『番外編』
温もり【5】

 お風呂から上がって寝支度を済ませた私を陸は寝室まで手を引いて連れて行ってくれた。

 もう何度も上がった事のあるベッドなのに少し緊張が走った。

「緊張しすぎ」

 陸はパジャマの上から私の肩を突付いた。

 そんな事言われても困る。

 疲れてうたた寝というのは何度かあったけれどそれとは違う。

「こっち来て?」

 ベッドの中央辺りにいた陸は端でモジモジしている私に声を掛けた。

 陸は掛け布団を持ち上げて片方の腕は私の方へと投げ出し待っている。

「腕枕じゃ眠れない?」

「で、でも……重いし、腕が痺れちゃうかもしれないし……」

「平気。

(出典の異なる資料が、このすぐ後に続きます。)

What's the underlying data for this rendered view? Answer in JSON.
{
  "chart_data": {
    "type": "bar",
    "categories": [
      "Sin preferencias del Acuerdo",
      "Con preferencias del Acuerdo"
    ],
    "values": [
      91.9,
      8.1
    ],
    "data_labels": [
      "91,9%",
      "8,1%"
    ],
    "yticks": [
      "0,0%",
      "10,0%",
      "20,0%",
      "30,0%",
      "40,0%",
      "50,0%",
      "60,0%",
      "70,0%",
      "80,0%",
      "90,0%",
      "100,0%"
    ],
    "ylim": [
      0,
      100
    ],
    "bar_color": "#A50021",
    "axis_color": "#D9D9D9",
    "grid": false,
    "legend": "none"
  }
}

麻衣が隣にいるって実感出来る」

 嬉しそうな顔の陸につられるように私は陸の二の腕に頭を乗せた。

 居心地の良い場所を探して落ち着くと陸の手が梳くように私の髪を撫でる。

「麻衣、おやすみ」

「おやすみなさい」

 陸が額に唇を寄せると私は静かに目を閉じた。

 枕が変わったら眠れないというのとは縁のない私はあっという間に眠りに付いた。

 だが眠りは浅く夜中に目を覚ましてしまう。

 ぼんやりとしながら目を開けたが瞼は重くてしっかりと持ち上がらずウトウトとしかけていると向けられている視線に気付いた。

「……陸?」

「ごめんね。起こした?」

「ううん、眠れないの?」

 私を腕枕したまま体を起こしていた陸は私の顔を覗きこんでいた。

 今起きたばかりという感じは伝わっては来なくて長い時間起きているような感じがする。

「なんか……もったいなくて」

 言葉が意味が分からず首を傾げると陸は覆い被さるように私の額や頬にキスをした。

「麻衣の寝顔が可愛くてずっと見ていたい」

「だめ、ちゃんと寝て?」

「分かった、寝るよ。だから麻衣ももう一度おやすみ」

 優しい声で囁かれると私は再び深い眠りへと引き込まれてそのまま朝まで目を覚ますことはなかった。